Hi, I have a couple of questions about initializing weights.
- Looking at several variations of weights initialization, it seems that the general formula to implement it is by the following. Is it true?
np.random.randn(shape) * standard deviation(w_i)
- Suppose we have a network with four layers, with ReLU is used for layer 1 and 2, then tanh function is used for layer 3, and finally sigmoid is used for layer 4 (if we put it as a list of activation functions used for each layer, that would be [ReLU, ReLU, tanh, sigmoid]). Do we implement He initialization to all layers (even if layer 3 and 4 doesn’t use ReLU) or only to the first and second layer (W_1 and W_2)?
Looking from the programming assignment, I think the He initialization is done to all layers, but I’m not sure.
For 1) I assume you mean "the desired standard deviation of W^{[l]}". I guess you could think of it that way since the output of randn is a Gaussian (normal) distribution with \mu = 0 and \sigma = 1.
For 2), yes, the initialization must be done for all layers. This is required for Symmetry Breaking. The question of whether there is any evidence that you might want to consider using a different initialization method if the activation functions are different is an interesting one. I don’t remember Prof Ng saying anything about that, but it’s been a while since I watched the lectures. If the lectures are current in your mind, did you notice him bringing up that topic?
In the video lecture, the context is we have a one-layer network, and that layer has only one neuron. So a really simple network.
For 1), it’s actually written as w_i in the lecture video (my apologies for writing “w_i”. I didn’t know how to type w_i). But I guess we would have W^{[l]} if we have a deeper network. Anyways, your answer about \sigma just remind me of why we multiply the matrix by the standard deviation. It’s because standard deviation has the same unit as our data, whereas the units in variance is squared. I don’t know how to explain this clearly but I learned it in statistics.
For 2), well… since the network being discussed has only one layer, Prof Ng only said about the initialization we should use if the activation function is ReLU. He didn’t say anything about what happen if we have more than one layer.
I’m glad to see that you found the information about how to use LaTeX for mathematical expressions. Of course w_i just refers to one element of the weight vector w in the case of logistic regression. W^{[l]} refers to the entire weight matrix for layer l of a multilayer network.

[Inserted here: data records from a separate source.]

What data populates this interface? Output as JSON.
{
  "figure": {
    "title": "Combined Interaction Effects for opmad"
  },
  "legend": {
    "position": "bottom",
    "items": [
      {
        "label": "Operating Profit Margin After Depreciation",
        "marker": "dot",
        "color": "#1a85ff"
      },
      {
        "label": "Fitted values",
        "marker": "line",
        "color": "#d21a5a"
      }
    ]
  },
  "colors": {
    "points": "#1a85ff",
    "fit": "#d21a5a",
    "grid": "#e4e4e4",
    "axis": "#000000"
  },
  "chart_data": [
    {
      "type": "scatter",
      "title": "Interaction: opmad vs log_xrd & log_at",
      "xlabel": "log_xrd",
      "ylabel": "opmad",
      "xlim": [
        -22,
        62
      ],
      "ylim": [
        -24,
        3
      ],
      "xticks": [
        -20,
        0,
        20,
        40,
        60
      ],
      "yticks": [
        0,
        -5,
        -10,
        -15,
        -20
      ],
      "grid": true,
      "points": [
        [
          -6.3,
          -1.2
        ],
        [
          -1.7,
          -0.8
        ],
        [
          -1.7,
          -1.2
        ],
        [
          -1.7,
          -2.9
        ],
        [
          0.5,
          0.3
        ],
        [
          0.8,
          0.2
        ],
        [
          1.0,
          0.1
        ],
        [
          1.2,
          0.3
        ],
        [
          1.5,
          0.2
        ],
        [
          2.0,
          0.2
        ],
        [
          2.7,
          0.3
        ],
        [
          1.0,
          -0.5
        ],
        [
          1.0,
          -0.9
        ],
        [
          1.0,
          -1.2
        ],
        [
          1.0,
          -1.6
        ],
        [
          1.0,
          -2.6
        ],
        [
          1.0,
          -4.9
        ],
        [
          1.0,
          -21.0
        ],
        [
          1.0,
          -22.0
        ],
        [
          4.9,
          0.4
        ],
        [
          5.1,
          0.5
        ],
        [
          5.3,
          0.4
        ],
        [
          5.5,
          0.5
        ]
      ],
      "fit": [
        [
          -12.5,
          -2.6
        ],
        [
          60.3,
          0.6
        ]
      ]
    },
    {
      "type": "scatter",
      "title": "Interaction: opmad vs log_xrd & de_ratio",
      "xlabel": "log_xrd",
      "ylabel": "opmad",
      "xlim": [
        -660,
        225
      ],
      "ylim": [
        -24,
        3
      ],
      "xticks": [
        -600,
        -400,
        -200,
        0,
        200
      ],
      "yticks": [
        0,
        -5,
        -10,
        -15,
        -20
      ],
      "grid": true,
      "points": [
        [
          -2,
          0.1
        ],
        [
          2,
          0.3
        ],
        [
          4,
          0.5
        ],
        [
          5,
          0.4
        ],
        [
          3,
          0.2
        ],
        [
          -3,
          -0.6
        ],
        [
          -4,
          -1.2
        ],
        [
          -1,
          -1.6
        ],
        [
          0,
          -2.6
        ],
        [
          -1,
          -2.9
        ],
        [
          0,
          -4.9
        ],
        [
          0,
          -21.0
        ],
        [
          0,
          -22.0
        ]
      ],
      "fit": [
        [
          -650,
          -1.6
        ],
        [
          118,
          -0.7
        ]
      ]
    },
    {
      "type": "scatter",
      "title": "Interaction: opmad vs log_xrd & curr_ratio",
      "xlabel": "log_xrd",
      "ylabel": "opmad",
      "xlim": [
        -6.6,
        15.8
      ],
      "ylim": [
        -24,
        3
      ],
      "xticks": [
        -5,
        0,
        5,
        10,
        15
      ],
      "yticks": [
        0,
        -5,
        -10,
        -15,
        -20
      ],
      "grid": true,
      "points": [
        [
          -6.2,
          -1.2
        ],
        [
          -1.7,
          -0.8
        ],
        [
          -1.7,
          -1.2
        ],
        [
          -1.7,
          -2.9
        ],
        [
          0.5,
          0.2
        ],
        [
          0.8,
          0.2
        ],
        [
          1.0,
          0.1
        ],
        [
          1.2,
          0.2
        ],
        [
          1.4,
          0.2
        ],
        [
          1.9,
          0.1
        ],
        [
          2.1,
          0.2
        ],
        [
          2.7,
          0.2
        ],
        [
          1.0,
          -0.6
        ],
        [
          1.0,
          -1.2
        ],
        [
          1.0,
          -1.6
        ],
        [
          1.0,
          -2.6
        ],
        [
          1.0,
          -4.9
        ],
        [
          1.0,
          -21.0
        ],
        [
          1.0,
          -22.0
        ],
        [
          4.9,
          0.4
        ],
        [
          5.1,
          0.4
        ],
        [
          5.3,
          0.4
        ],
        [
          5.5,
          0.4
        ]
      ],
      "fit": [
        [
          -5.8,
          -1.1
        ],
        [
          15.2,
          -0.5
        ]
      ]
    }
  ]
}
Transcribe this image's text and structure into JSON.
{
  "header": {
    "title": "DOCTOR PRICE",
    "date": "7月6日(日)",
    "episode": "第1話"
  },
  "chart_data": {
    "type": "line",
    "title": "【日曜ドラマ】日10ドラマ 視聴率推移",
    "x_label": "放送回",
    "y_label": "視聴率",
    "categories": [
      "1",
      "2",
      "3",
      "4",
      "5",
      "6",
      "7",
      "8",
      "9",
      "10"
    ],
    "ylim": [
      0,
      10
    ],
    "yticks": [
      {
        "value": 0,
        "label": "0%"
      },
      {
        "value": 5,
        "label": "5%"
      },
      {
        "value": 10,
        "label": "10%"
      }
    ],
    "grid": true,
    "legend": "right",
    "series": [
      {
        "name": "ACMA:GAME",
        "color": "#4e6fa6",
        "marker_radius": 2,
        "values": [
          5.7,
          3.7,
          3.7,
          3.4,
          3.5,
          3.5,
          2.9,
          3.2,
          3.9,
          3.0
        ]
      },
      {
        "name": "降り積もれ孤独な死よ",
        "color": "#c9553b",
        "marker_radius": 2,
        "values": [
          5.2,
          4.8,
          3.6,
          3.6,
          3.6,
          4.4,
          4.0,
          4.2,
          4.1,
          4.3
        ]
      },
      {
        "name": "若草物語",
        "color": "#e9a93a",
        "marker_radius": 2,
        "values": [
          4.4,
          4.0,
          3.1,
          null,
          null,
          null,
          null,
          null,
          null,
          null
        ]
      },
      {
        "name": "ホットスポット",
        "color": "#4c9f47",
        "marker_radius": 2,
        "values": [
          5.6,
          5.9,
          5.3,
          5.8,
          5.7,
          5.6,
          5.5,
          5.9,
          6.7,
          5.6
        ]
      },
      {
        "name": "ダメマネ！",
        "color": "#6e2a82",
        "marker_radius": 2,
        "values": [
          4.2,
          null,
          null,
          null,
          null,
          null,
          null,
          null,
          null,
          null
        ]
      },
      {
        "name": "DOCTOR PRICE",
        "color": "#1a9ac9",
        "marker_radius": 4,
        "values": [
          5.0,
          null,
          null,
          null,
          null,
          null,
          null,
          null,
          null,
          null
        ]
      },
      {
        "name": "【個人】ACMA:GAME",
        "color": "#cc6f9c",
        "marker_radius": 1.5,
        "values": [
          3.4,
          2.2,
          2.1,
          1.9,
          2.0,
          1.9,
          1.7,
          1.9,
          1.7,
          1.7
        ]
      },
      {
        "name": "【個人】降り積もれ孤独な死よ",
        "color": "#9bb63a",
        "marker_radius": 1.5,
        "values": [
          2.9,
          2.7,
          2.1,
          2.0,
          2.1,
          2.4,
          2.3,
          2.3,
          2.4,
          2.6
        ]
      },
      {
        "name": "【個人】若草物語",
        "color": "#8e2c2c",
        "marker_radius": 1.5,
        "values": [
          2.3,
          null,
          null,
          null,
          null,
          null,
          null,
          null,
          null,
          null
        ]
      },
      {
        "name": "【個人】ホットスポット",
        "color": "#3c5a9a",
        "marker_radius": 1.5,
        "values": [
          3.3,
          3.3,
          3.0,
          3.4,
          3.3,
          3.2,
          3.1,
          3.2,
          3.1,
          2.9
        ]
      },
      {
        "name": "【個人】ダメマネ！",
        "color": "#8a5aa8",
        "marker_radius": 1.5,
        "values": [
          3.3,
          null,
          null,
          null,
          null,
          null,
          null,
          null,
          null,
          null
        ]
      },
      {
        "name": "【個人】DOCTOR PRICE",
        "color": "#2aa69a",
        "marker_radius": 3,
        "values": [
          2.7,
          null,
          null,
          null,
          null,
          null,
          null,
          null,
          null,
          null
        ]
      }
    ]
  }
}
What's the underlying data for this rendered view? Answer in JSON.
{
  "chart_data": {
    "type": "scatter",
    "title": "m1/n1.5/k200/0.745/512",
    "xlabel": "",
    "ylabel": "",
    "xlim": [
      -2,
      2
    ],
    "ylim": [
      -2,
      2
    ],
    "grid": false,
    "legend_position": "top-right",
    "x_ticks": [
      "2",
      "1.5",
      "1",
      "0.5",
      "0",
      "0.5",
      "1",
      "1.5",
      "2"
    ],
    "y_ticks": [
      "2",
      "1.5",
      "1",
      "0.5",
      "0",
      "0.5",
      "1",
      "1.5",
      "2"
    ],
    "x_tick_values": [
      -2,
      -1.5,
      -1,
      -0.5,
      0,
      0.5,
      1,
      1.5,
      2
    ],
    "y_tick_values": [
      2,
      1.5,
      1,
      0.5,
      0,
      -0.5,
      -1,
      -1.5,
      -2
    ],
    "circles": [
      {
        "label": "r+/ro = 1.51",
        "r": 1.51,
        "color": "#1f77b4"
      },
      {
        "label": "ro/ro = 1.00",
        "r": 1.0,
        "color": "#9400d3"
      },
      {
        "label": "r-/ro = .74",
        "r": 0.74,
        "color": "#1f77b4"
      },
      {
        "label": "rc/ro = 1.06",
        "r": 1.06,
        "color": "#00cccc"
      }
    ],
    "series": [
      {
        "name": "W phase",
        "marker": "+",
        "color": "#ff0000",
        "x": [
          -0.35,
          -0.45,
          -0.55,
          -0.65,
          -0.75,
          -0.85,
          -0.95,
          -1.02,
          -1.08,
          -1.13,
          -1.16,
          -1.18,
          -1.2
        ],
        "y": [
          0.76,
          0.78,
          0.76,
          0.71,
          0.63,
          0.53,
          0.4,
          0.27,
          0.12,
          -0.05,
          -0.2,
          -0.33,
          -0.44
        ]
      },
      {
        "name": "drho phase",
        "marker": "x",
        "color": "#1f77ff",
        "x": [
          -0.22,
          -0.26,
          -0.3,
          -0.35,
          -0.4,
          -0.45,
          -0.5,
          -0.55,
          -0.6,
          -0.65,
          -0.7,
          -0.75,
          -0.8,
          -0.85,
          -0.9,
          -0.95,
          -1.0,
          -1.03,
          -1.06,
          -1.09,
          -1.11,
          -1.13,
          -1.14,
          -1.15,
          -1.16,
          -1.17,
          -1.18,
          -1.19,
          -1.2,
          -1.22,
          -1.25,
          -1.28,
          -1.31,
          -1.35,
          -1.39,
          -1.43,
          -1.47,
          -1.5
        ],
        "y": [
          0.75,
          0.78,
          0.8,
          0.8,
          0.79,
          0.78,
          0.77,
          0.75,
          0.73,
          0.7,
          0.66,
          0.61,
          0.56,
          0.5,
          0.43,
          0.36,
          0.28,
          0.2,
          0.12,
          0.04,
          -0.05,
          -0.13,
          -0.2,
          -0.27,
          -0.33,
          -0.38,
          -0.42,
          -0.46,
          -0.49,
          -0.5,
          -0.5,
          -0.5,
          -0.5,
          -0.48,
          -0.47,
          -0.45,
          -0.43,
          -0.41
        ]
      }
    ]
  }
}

The initialization applies at all layers in a multi-layer network. In all the examples I’ve seen Prof Ng discuss, he uses the same technique at all layers. But the point is that there are different methods of initialization and there is no guarantee that any given method will give good results on any particular problem. So the choice of initialization method is yet another “hyperparameter”, meaning a decision that you need to make as the system designer and then verify whether you have made a good choice or not. This is one of the major themes of Week 1 of Course 2.